27 janvier 2009 - 2 réactions
Trois policiers comparaîtront demain devant le tribunal correctionnel de Nantes pour «faux témoignage» et «délaissement» après la mort d'un ouvrier tunisien, Taoufik el-Amri, dont le corps a été retrouvé en décembre2006 dans un canal de Nantes, deux semaines après un contrôle policier. Taoufik el-Amri, âgé de 33 ans et père d'une fillette, avait disparu dans la nuit du 22 au 23novembre 2006 après avoir été embarqué en état d'ébriété par les trois policiers, sur une grande avenue de Nantes. Les policiers avaient ensuite relâché l'ouvrier au lieu de le conduire en cellule de dégrisement, comme le demande la procédure pour toute personne en état d'ébriété avancée, en certifiant que l'ouvrier ne semblait pas suffisamment ivre pour cela. Les derniers témoins à avoir vu Taoufik el-Amri vivant l'ont aperçu alors qu'il sortait du fourgon de police, à 600 mètres du canal Saint-Félix, plusieurs centaines de mètres plus loin que l'endroit où les policiers avaient affirmé l'avoir relâché.
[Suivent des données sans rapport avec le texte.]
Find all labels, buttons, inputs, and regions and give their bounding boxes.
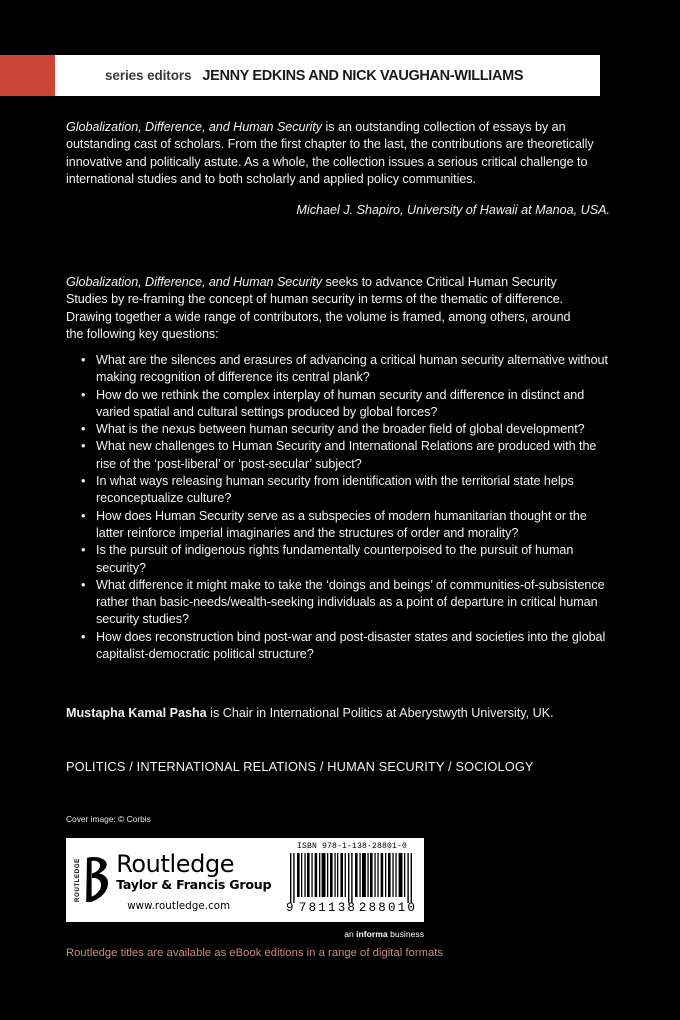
- bullet-icon: •: [81, 629, 86, 644]
- banner-accent-block: [0, 55, 55, 96]
- list-item: [66, 542, 614, 577]
- list-item: [66, 352, 614, 387]
- ean-left-group: 781138: [298, 901, 358, 915]
- ebook-availability-note: Routledge titles are available as eBook editions in a range of digital formats: [66, 947, 444, 959]
- bullet-icon: •: [81, 439, 86, 454]
- series-editors-banner: [0, 55, 600, 96]
- question-text: How does Human Security serve as a subspecies of modern humanitarian thought or the latter reinforce imperial imaginaries and the structures of order and morality?: [96, 508, 587, 540]
- list-item: [66, 577, 614, 629]
- bullet-icon: •: [81, 508, 86, 523]
- ean-right-group: 288010: [358, 901, 418, 915]
- endorsement-block: [66, 119, 612, 219]
- blurb-book-title: Globalization, Difference, and Human Security: [66, 275, 323, 289]
- bullet-icon: •: [81, 387, 86, 402]
- question-text: What are the silences and erasures of advancing a critical human security alternative without making recognition of difference its central plank?: [96, 353, 608, 385]
- bullet-icon: •: [81, 577, 86, 592]
- key-questions-list: [66, 352, 614, 663]
- question-text: In what ways releasing human security from identification with the territorial state helps reconceptualize culture?: [96, 474, 574, 506]
- blurb-text: [66, 274, 576, 343]
- question-text: How do we rethink the complex interplay of human security and difference in distinct and varied spatial and cultural settings produced by global forces?: [96, 387, 585, 419]
- series-editors-label: series editors: [105, 68, 192, 83]
- list-item: [66, 387, 614, 422]
- author-bio: [66, 705, 614, 722]
- endorsement-text: [66, 119, 612, 188]
- informa-line: [0, 929, 424, 939]
- question-text: What is the nexus between human security and the broader field of global development?: [96, 422, 585, 437]
- barcode-bars: [288, 853, 416, 903]
- blurb-block: [66, 274, 576, 343]
- banner-text-area: [55, 55, 600, 96]
- endorsement-attribution: Michael J. Shapiro, University of Hawaii at Manoa, USA.: [296, 203, 610, 218]
- question-text: How does reconstruction bind post-war and post-disaster states and societies into the global capitalist-democratic political structure?: [96, 629, 606, 662]
- informa-prefix: an: [344, 929, 357, 939]
- bullet-icon: •: [81, 543, 86, 558]
- publisher-name: Routledge: [116, 850, 235, 878]
- isbn-label: ISBN 978-1-138-28801-0: [296, 842, 408, 851]
- publisher-wordmark: [116, 848, 271, 912]
- isbn-barcode: [284, 842, 420, 918]
- ean-lead-digit: 9: [286, 901, 294, 915]
- informa-brand: informa: [356, 929, 388, 939]
- cover-image-credit: Cover image: © Corbis: [66, 814, 151, 824]
- routledge-vertical-label: ROUTLEDGE: [74, 858, 81, 902]
- subject-categories: POLITICS / INTERNATIONAL RELATIONS / HUMAN SECURITY / SOCIOLOGY: [66, 759, 534, 774]
- endorsement-book-title: Globalization, Difference, and Human Security: [66, 120, 323, 134]
- list-item: [66, 421, 614, 438]
- bullet-icon: •: [81, 353, 86, 367]
- publisher-imprint: Taylor & Francis Group: [116, 877, 272, 892]
- bullet-icon: •: [81, 422, 86, 437]
- routledge-r-mark-icon: [83, 856, 109, 904]
- series-editors-names: JENNY EDKINS AND NICK VAUGHAN-WILLIAMS: [202, 67, 524, 84]
- publisher-url: www.routledge.com: [127, 901, 231, 912]
- endorsement-body: is an outstanding collection of essays by an outstanding cast of scholars. From the first chapter to the last, the contributions are theoretically innovative and politically astute. As a whole, the collection issues a serious critical challenge to international studies and to both scholarly and applied policy communities.: [66, 120, 594, 186]
- routledge-logo: [66, 838, 271, 922]
- list-item: [66, 629, 614, 664]
- ean-digits: [286, 902, 418, 915]
- question-text: What difference it might make to take the ‘doings and beings’ of communities-of-subsistence rather than basic-needs/wealth-seeking individuals as a point of departure in critical human security studies?: [96, 577, 605, 627]
- list-item: [66, 438, 614, 473]
- question-text: Is the pursuit of indigenous rights fundamentally counterpoised to the pursuit of human security?: [96, 543, 574, 575]
- author-name: Mustapha Kamal Pasha: [66, 706, 207, 720]
- publisher-box: [66, 838, 424, 922]
- informa-suffix: business: [387, 929, 424, 939]
- list-item: [66, 473, 614, 508]
- question-text: What new challenges to Human Security and International Relations are produced with the rise of the ‘post-liberal’ or ‘post-secular’ subject?: [96, 439, 597, 471]
- blurb-body: seeks to advance Critical Human Security Studies by re-framing the concept of human security in terms of the thematic of difference. Drawing together a wide range of contributors, the volume is framed, among others, around the following key questions:: [66, 275, 571, 341]
- list-item: [66, 508, 614, 543]
- author-description: is Chair in International Politics at Aberystwyth University, UK.: [206, 706, 554, 720]
- bullet-icon: •: [81, 474, 86, 489]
Le corps a été découvert le 12décembre dans le canal et l'autopsie a déterminé que l'ouvrier était mort d'une noyade par hydrocution et qu'il présentait un taux d'alcoolémie de 3,74g/l de sang au moment de la chute dans l'eau.
«Faux témoignage»
Lors de cette affaire très médiatisée, les policiers avaient tenu à plusieurs reprises des propos contradictoires devant la justice. Ils ont été mis en examen pour «faux témoignage» et «délaissement (...) d'une personne incapable de se protéger en raison de son état physique», avant d'être provisoirement suspendus. Mais l'enquête n'a jamais permis d'établir le déroulement des faits entre le départ des policiers et la noyade de l'ouvrier dans une zone où se trouvent pourtant de nombreux bars et donc, de potentiels témoins. Lors de l'instruction, un SDF, soupçonné d'avoir rencontré et précipité à l'eau l'ouvrier, avait été mis en examen pour «coups et blessures volontaires ayant entraîné la mort sans intention de la donner» et placé sous contrôle judiciaire avant d'obtenir un non-lieu.